On the impact of nuclear quantum effects on quantum chemical topology

It is well established that nuclear quantum effects (NQEs) can significantly impact the structure and reactivity of molecules containing light nuclei, yet their influence on real space chemical bonding descriptors remains largely unexplored. In this study, we present the first systematic analysis of how NQEs modify robust quantum chemical topology (QCT) indicators derived from the electronic density. Using nuclear-electronic orbital density functional theory (NEO-DFT), we treat selected protons quantum mechanically and analyze the resulting self-consistent electronic and protonic densities within the framework of the quantum theory of atoms in molecules. A diverse set of molecular systems spanning hydridic to protic hydrogen environments is investigated.
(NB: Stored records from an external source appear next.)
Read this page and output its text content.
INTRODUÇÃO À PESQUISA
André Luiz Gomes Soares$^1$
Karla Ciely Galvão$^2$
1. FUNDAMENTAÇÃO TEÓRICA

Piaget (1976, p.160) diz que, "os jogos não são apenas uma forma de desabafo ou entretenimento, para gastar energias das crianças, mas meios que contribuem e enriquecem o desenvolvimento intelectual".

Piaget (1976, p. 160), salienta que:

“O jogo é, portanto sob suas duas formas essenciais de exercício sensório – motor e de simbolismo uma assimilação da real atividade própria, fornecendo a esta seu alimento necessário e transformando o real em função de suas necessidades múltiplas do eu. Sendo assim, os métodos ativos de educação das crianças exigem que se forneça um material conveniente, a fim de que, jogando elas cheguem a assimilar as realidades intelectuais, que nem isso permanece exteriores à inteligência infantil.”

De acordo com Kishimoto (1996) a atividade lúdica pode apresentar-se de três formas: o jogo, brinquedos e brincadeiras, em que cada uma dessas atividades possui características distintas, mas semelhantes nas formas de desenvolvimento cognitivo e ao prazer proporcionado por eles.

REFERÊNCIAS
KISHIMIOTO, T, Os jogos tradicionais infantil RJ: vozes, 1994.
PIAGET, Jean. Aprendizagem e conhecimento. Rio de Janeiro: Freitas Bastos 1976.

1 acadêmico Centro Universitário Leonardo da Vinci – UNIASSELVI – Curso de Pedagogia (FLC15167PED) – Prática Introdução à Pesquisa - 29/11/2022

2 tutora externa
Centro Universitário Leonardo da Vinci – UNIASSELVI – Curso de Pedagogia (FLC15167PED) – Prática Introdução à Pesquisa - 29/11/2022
We show that proton delocalization induces a characteristic, non-spherical depletion of the electronic density around the classical nuclear position, leading to systematic changes in atomic charges, bonded radii, delocalization indices, and bond critical point properties. Remarkably, the inclusion of NQEs restores chemically intuitive bond polarities in several cases where conventional Born–Oppenheimer DFT yields counterintuitive topological charges. Clear correlations are identified between protonic descriptors (size, displacement, and quadrupolar distortion) and electronic topological responses. These results demonstrate that NEO-DFT, combined with QCT analysis, provides a physically transparent and computationally efficient route to incorporate NQEs into real space bonding pictures, opening new perspectives for the interpretation of hydrogen bonding, proton transfer, and anharmonic effects in complex molecular systems.